A real ameaça da perda da juventude e da própria vida é uma sensação muito perturbadora. Afinal, temos uma genética que busca a preservação da vida. No nível molecular, protegemos nosso DNA contra danos que podem acelerar o destino final. Paradoxalmente, sabemos que temos prazo de validade. Nossas células nascem, multiplicam-se, param de se duplicar e envelhecem. Um tecido jovem se multiplica muitas vezes, enquanto a mesma célula, vinda de um adulto de 80 anos, sofre um número muito menor de duplicações. Conclusão: vivemos em contagem regressiva, durante a qual nossos próprios tecidos vão se esgotando.
Até o oxigênio ajuda a envelhecer. Por causa dele, produzimos radicais livres que danificam nossas estruturas biológicas. O bom é que fazer exercícios e ter uma alimentação rica em frutas e hortaliças melhora nossos sistemas de remoção dessas moléculas e retarda o envelhecimento. Ainda assim, nada se compara à vida eterna dos vampiros... Aliás, na vida real, a “imortalidade” só é encontrada em células indesejadas – as células tumorais, que de tão alteradas não morrem facilmente.
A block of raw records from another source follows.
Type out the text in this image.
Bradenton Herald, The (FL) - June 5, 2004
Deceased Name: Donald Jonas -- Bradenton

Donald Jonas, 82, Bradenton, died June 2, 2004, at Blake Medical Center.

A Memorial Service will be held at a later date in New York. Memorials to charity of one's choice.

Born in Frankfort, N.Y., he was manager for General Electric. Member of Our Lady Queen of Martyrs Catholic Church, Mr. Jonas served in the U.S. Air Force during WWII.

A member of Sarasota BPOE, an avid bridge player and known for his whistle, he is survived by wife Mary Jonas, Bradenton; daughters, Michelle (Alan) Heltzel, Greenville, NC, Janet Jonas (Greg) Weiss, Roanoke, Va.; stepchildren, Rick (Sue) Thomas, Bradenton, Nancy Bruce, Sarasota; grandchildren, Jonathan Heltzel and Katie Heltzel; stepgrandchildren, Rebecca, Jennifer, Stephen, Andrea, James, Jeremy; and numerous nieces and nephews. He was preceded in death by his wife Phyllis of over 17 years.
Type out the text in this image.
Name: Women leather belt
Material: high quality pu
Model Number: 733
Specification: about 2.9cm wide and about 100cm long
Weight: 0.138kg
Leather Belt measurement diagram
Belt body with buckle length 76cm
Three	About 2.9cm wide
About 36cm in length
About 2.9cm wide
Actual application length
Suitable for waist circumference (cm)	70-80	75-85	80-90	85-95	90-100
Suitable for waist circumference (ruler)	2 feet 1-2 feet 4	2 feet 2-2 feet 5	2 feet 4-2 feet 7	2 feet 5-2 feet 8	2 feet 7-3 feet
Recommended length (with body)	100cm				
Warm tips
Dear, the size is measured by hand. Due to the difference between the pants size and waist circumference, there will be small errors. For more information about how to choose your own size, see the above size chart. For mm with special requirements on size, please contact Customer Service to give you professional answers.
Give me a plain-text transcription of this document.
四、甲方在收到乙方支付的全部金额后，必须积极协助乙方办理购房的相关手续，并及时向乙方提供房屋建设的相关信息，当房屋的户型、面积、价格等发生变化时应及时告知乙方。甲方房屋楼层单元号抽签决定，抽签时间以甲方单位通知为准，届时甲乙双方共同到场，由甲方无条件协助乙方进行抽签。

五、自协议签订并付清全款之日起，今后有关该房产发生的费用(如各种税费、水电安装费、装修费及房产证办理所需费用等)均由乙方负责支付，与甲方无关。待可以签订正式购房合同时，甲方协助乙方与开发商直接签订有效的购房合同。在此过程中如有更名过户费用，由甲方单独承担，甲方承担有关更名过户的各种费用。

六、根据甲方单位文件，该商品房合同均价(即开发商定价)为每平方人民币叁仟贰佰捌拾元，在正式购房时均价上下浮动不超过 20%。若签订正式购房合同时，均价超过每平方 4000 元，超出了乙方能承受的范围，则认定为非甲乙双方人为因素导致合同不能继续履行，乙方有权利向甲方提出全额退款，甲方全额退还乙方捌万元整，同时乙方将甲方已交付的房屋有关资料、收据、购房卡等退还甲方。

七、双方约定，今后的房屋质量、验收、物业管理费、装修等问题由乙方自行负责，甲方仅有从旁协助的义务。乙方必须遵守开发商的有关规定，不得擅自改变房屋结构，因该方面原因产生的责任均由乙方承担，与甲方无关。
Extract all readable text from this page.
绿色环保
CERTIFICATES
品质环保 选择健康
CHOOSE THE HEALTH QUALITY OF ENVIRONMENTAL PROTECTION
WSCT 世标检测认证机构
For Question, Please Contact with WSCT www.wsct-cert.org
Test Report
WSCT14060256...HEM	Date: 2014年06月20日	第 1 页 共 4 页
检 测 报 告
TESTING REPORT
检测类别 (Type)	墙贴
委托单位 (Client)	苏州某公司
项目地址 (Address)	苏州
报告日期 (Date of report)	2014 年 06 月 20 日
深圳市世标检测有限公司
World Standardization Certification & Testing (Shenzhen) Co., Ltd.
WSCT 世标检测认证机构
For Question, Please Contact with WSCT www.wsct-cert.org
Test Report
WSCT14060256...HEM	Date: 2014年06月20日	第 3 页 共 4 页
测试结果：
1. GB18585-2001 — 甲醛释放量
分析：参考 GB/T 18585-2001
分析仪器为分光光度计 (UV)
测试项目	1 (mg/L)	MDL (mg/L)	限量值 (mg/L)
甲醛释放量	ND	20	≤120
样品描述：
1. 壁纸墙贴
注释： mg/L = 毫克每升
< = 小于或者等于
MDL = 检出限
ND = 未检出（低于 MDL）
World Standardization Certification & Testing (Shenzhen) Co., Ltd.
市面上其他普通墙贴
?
Somos seres finitos e vivemos com os dramas que nossa existência impõe. Sem a pressão do fim, a vida não poderia ser mais tranquila? Não temos essa resposta, assim como não entendemos a morte. Reside aí o sucesso dos vampiros, no simples desejo inconsciente de experimentar – ainda que nos livros ou filmes – o mundo dos mortos-vivos.
O enredo, mistério e desfecho da trama Crepúsculo seduzem. No entanto, o desafio de prolongar a vida com a beleza da juventude é o cerne da questão. Edward deseja Bella, mas sabe protegê-la, inclusive dele mesmo. Conhece o mundo, porque está nele há décadas e não precisou morrer para ganhar experiência. Mora em uma linda casa, dirige carros e, ainda, pode proporcionar a Bella o que ela mais ambiciona: juventude eterna e paixão sem fim. O coração de Edward não bate e sua pele é fria – mas um jovem com tantas qualidades não merece ser descrito como um príncipe das trevas. Para as adolescentes de hoje, ele é um verdadeiro príncipe encantado.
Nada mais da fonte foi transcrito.